Tebet e sua equipe sabem que não podem se limitar ao discurso contra Lula e Bolsonaro. Segundo o ex-governador gaúcho Germano Rigotto, o plano de governo que ele coordenou deve estar pronto no começo de junho, reunindo contribuições de diversas entidades, como o Todos Pela Educação e o Instituto Igarapé. Ele está assentado sobre um tripé: Políticas Sociais, Meio Ambiente e Governo. Na primeira área, haverá um esforço para melhorar a qualidade das transferências de renda para os brasileiros mais pobres. Tebet é a relatora da Lei de Responsabilidade Social que tramita no Senado e deve aproveitar a oportunidade para detalhar essas ideias da tribuna. Caso seja eleita, ela também promete criar uma Secretaria Especial da Criança e da Juventude ligada à Presidência, sob sua influência direta. Na segunda área, o propósito é fazer com que o Brasil retome a liderança nas discussões mundiais sobre economia sustentável – espaço que foi perdido durante o governo Bolsonaro. A área de Governo deve zelar pelo equilíbrio das contas públicas e pelo enxugamento da máquina estatal. Um Ministério do Planejamento e do Orçamento seria criado, para harmonizar iniciativas de curto e médio prazo.

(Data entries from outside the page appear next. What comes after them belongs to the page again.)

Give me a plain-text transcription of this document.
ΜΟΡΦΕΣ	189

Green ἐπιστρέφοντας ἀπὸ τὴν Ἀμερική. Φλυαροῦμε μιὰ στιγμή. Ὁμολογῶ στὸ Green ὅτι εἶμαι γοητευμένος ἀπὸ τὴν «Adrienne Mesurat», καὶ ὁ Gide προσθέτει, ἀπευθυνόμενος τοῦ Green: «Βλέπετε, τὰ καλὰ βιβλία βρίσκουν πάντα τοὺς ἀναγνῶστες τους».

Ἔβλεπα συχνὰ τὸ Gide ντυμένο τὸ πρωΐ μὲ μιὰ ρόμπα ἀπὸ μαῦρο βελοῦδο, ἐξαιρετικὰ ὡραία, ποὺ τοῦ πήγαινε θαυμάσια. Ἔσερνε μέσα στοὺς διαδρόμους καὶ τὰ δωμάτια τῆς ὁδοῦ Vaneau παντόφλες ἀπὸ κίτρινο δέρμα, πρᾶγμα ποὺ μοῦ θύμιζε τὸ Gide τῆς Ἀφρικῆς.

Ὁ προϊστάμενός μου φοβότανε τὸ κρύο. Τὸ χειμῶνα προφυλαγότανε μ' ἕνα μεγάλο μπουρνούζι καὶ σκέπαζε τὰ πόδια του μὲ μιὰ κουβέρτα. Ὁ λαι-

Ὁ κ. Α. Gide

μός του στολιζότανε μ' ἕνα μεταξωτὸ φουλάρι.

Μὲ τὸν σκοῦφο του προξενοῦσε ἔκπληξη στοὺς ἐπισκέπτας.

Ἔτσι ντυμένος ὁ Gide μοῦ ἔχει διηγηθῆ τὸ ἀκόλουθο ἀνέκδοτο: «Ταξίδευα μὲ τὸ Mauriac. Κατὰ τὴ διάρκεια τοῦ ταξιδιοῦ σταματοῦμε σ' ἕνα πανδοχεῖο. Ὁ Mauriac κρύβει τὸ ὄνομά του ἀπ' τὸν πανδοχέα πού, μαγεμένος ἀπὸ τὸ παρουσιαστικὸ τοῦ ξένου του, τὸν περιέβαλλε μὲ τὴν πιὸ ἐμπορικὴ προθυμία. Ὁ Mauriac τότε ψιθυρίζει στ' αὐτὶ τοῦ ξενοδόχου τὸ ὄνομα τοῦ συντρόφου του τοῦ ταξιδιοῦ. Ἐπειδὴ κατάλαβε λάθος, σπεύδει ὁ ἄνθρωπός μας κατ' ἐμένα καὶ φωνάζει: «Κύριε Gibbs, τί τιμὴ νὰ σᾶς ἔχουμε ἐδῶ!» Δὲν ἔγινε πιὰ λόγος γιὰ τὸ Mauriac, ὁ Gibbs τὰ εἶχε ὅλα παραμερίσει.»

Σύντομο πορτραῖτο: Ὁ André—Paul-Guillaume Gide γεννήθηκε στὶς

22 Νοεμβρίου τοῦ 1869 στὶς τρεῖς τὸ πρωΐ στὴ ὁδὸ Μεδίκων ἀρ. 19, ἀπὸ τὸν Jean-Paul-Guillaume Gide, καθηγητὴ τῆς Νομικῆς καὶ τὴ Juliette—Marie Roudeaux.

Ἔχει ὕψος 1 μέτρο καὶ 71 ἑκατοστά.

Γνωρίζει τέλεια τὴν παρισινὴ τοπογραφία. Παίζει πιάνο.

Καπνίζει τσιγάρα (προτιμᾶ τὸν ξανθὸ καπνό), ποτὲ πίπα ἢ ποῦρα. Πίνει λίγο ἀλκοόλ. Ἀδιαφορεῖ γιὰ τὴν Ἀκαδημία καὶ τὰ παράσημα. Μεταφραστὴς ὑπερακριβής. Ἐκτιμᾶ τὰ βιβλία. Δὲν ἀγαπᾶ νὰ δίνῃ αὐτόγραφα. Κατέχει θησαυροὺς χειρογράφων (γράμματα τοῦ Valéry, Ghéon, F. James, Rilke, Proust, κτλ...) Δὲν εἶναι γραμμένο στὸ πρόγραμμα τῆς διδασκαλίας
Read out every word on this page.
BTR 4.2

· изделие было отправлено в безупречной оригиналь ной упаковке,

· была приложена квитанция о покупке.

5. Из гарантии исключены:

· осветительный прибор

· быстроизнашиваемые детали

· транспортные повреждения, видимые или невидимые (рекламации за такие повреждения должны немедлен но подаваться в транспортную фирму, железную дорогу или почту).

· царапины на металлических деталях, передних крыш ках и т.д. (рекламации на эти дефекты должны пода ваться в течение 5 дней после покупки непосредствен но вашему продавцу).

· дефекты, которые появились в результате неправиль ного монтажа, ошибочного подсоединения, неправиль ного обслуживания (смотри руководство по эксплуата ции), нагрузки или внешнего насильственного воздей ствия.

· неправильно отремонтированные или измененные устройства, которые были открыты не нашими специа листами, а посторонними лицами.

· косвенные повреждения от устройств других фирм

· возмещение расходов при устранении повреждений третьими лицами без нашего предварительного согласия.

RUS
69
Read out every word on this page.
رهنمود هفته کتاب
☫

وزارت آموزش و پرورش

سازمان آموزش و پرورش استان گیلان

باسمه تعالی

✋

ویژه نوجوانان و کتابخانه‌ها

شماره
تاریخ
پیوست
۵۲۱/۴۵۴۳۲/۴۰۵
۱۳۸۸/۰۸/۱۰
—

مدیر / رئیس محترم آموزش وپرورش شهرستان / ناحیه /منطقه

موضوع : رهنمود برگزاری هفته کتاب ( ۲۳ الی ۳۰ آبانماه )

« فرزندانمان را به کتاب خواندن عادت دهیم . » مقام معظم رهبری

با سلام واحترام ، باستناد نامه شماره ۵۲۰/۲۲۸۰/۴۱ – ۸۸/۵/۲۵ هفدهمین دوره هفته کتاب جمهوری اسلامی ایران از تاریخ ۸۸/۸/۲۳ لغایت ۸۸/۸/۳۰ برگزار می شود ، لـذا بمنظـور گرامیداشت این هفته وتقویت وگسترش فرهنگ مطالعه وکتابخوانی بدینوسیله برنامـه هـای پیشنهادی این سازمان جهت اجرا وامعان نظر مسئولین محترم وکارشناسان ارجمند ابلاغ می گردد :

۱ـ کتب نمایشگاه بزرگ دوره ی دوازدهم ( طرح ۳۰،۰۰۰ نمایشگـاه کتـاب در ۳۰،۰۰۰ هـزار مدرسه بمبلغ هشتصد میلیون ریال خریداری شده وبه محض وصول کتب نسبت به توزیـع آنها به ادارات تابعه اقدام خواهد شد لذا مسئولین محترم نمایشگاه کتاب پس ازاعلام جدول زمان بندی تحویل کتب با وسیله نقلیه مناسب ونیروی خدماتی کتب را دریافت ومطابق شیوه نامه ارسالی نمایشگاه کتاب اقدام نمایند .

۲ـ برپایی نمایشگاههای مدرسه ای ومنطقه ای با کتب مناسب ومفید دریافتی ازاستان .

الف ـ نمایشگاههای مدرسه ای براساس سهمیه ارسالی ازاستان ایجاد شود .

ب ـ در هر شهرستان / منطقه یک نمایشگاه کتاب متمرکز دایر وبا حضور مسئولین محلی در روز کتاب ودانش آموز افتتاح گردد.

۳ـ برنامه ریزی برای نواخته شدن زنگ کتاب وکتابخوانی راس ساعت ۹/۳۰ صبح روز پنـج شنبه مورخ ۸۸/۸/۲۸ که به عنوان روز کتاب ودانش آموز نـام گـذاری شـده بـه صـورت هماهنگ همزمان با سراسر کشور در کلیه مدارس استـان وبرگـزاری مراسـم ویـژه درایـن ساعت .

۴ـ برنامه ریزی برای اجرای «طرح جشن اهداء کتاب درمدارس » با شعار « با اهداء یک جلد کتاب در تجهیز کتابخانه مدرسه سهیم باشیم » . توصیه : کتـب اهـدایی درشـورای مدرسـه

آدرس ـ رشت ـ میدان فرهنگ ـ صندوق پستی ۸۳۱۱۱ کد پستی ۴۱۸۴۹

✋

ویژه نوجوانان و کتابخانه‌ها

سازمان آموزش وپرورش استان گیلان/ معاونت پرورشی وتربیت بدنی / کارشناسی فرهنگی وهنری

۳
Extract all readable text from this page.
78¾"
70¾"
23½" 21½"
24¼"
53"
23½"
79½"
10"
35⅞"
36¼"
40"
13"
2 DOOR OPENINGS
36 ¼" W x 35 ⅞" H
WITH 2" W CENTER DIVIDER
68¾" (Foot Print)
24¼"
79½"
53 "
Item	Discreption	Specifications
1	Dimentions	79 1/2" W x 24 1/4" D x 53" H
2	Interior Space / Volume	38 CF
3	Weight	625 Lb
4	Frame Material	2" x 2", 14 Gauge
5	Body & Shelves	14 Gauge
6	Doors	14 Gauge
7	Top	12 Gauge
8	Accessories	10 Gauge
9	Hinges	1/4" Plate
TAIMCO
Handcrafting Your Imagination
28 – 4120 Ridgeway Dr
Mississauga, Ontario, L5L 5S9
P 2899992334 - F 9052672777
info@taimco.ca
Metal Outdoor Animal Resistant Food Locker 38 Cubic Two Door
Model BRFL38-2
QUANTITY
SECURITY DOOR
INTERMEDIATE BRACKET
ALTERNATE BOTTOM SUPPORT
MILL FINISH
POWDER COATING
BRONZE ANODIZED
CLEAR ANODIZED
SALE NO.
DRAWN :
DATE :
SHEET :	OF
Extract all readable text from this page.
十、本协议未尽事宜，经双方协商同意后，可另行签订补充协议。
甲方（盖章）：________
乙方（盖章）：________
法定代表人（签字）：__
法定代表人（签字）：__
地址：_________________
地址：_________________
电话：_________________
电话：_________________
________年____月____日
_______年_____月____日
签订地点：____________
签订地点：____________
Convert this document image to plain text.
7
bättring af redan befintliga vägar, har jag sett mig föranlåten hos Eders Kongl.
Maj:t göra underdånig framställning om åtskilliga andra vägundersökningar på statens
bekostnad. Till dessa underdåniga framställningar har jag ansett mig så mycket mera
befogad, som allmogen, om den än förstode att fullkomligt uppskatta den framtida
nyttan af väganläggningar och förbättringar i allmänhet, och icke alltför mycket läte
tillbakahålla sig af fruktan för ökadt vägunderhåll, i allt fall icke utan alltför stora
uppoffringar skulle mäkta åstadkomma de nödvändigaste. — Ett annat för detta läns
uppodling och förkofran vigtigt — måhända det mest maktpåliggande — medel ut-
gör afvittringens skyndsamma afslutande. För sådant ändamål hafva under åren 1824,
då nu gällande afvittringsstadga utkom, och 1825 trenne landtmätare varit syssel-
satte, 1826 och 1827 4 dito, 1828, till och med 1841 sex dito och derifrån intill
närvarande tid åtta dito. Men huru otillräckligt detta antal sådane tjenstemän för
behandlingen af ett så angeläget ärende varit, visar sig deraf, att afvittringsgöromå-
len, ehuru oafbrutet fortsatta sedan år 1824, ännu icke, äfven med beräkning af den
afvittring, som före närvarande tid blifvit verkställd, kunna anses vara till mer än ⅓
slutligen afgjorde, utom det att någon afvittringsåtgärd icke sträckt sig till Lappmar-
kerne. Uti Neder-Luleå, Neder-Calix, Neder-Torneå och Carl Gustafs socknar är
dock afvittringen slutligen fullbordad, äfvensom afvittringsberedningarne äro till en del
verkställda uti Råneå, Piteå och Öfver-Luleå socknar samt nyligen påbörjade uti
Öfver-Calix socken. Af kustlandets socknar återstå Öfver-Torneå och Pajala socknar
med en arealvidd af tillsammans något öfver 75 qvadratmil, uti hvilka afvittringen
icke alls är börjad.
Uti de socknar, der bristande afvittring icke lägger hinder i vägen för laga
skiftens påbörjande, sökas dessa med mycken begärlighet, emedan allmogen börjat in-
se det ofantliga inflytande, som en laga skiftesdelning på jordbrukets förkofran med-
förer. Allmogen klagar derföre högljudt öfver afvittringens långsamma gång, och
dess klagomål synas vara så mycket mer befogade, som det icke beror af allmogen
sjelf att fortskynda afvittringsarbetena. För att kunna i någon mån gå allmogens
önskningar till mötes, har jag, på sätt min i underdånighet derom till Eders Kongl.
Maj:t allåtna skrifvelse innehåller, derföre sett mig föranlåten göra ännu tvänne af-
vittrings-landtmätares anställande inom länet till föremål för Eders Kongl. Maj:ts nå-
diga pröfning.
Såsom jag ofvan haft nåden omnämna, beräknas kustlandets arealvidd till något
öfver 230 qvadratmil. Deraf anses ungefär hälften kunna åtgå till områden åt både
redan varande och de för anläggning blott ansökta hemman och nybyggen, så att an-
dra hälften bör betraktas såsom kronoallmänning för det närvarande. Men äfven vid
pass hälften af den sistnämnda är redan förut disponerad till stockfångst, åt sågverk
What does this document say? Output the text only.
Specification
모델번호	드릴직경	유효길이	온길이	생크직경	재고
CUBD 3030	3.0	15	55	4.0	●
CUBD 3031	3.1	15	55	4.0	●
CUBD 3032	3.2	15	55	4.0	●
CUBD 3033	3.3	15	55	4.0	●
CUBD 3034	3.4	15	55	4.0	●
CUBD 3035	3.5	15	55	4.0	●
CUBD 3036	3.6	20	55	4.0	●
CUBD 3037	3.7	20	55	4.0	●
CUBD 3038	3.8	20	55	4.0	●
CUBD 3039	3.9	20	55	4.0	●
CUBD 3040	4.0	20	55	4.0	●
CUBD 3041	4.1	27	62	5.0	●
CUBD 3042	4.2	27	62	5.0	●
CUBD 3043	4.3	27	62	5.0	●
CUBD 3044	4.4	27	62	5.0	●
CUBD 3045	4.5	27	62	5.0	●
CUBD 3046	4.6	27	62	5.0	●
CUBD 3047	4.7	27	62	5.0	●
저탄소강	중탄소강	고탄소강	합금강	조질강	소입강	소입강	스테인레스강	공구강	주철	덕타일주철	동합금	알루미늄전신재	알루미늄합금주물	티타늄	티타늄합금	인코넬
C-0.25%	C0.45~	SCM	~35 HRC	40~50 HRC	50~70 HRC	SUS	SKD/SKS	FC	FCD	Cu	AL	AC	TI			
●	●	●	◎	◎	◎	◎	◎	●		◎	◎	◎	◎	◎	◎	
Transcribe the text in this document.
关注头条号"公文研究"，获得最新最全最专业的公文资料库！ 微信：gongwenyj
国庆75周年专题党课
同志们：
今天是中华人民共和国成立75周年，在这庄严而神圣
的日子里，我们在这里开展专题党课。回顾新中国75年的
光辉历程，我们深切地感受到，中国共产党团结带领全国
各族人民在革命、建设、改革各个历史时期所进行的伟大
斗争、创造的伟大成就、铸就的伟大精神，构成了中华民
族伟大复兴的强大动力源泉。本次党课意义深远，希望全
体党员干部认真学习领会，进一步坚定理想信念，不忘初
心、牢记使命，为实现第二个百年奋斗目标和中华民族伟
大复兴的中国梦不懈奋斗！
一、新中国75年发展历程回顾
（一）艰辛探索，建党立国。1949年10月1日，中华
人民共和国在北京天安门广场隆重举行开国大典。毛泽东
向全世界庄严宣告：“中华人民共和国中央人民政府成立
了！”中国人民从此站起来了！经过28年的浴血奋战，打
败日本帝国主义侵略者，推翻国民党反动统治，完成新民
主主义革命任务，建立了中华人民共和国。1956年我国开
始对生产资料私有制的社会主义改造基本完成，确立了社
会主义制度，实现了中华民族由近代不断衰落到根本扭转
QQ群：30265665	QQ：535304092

A economista carioca Elena Landau liderou as discussões sobre economia no plano de governo. Desde o governo Fernando Henrique Cardoso, ela trabalha com projetos de desestatização. Em uma entrevista coletiva na quarta-feira, Tebet disse que não pretende privatizar a Petrobras caso seja eleita. Landau explica a ideia: “Privatizações devem fazer parte de projeto geral de reforma do Estado. Você precisa ter um rumo e, principalmente, saber como vai usar os recursos que obtiver. Temos 40 estatais no Brasil e outras 100 empresas subsidiadas. Nesse quadro, não faz sentido começar justamente pela Petrobras, que além de ser um símbolo, é a empresa que melhor cumpre sua função social, ou seja, produz com eficiência e transfere bilhões em royalties e dividendos para a sociedade.” 

Landau também garante que cancelar o teto de gastos não está na agenda. “O Lula diz que vai derrubar o teto e o Paulo Guedes acabou com ele na prática, com o calote dos precatórios, embora ele diga que não. Isso arrasa com a confiança no país, porque teto é também uma sinalização de que você respeita o dinheiro público e não vai usá-lo como for mais conveniente para os seus próprios interesses.” 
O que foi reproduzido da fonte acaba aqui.